Tricia met her husband, the architect Philip Pank, in 1962 and they married that year. They had four children and in 1967 moved into a house in Kentish Town which Philip had designed.

It would become not just the Pank family headquarters, but a meeting place for a range of organisations and civic societies that the couple supported. Neighbours found an open and welcoming home, where food was shared, songs sung and plays performed.

Patricia Pank 

Her upbringing in Zimbabwe shaped her anti-racism. In 1971, she returned to make a series of broadcasts for the BBC on rural health issues in the country.

She spent 11 years as a magistrate at Highbury Corner court, became a lay member of the Bar Council and used her experience to help train people at the Medical Foundation for the Care of Victims of Torture.

That work continued as a trustee of the Helen Bamber Foundation and of the Baobab Therapeutic Centre for Young Survivors in Exile. Tricia went on to become a lecturer and research fellow at King’s College London up until 2003, designing nursing courses and shaping how nursing was taught. Another task she took on was guiding the role of medical research in hospitals, putting ethics at its centre.

Medical ethics was a lifelong interest, and she served on the Royal Marsden Emergency Service Clinical Governance Group. It is no surprise her professional life should be reflected in how she used her time outside of work.

The cornerstones of her character were generosity and compassion. Her empathy meant the door to their home was always open, her motivation a strong sense of social justice.

In 1966, she became a trustee of the National Council for the Unmarried Mother and Her Child. Tricia trudged the streets of Kentish Town identifying dilapidated homes which could be done up to house single parent families. And she practised what she preached: her home was used for decades to provide shelter for others, from single mums to refugees.

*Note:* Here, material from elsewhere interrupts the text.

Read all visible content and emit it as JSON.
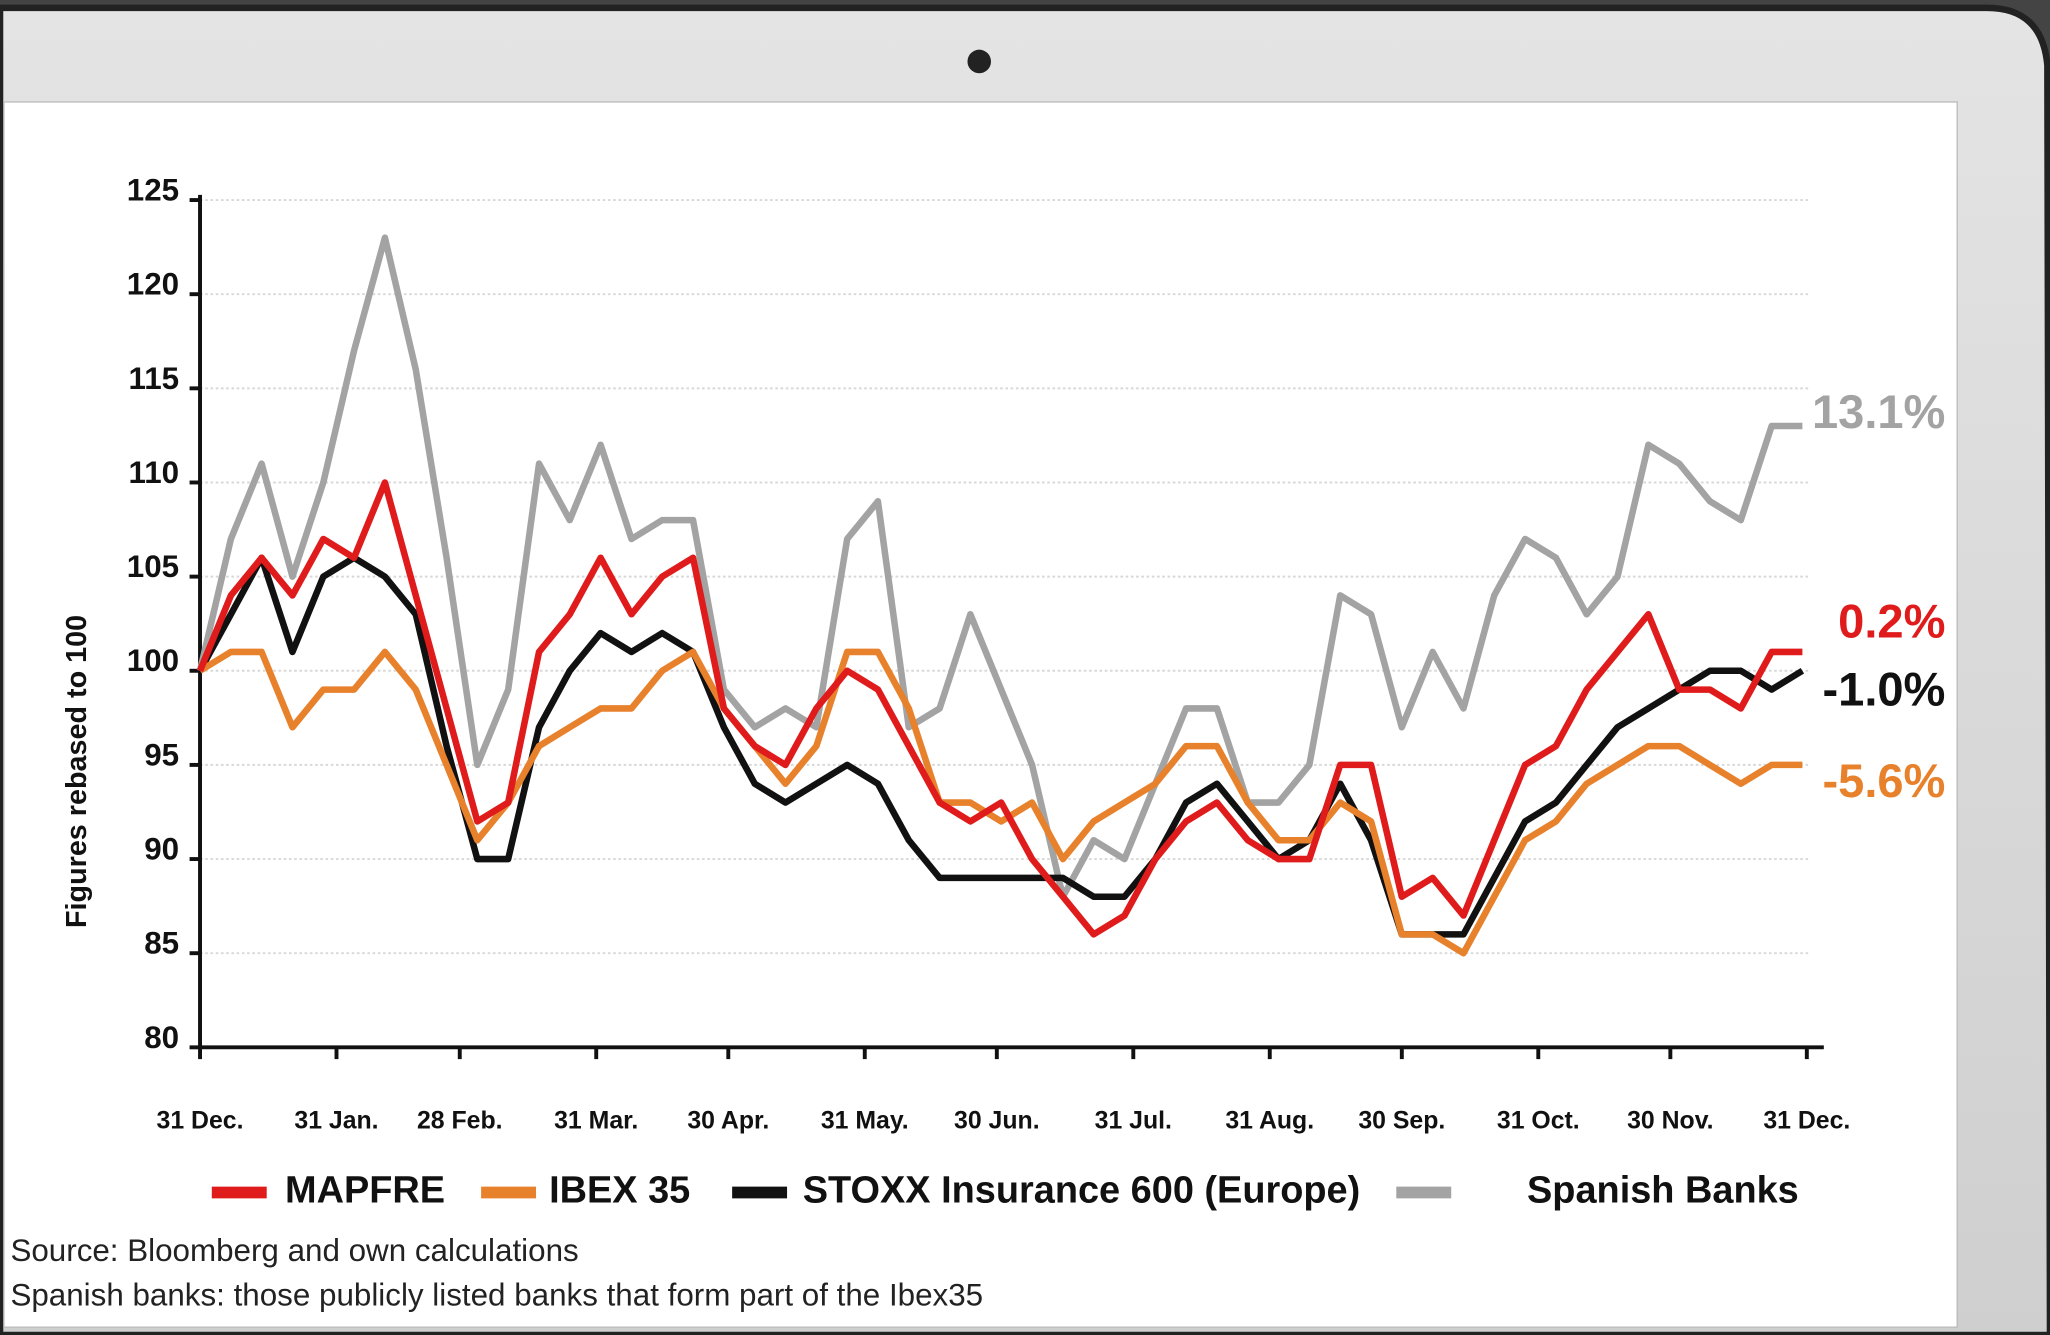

Her son Pip recalls thinking nothing of being collected from school in the 1970s by an Algerian refugee decked out in combat fatigues.

People from Iran, Iraq, Afghanistan, Pakistan, and the Phillipines, and Herefordshire too, found a safe place in her warm home, while one room hosted therapy sessions for child soldiers from African conflict zones.

The back garden became an allotment for Kurdish refugees, while Philip’s studio, used for both his architecture and art, became a rehearsal space for classical musicians who were asylum seekers and the Woven Gold choir of refugees.

Philip passed away in 1991, and Tricia was unwell in 1997, having undergone an operation for cancer. Her health problems meant she redoubled her zest for adventure. Her rehabilitation in­cluded travelling the world, where she trekked through jungles, snorkelled on coral reefs, rode horses in the Andes, swam with dolphins in New Zealand.

She also performed with her choir in Rome, Prague and the USA. Tricia was much loved by her friends and she had an active social life, which included singing in numerous choirs including the Royal Free Hospital choir.

She attended rehearsals up to last month, and a performance of Handel’s Messiah she had been due to sing in was given in her honour a fortnight ago.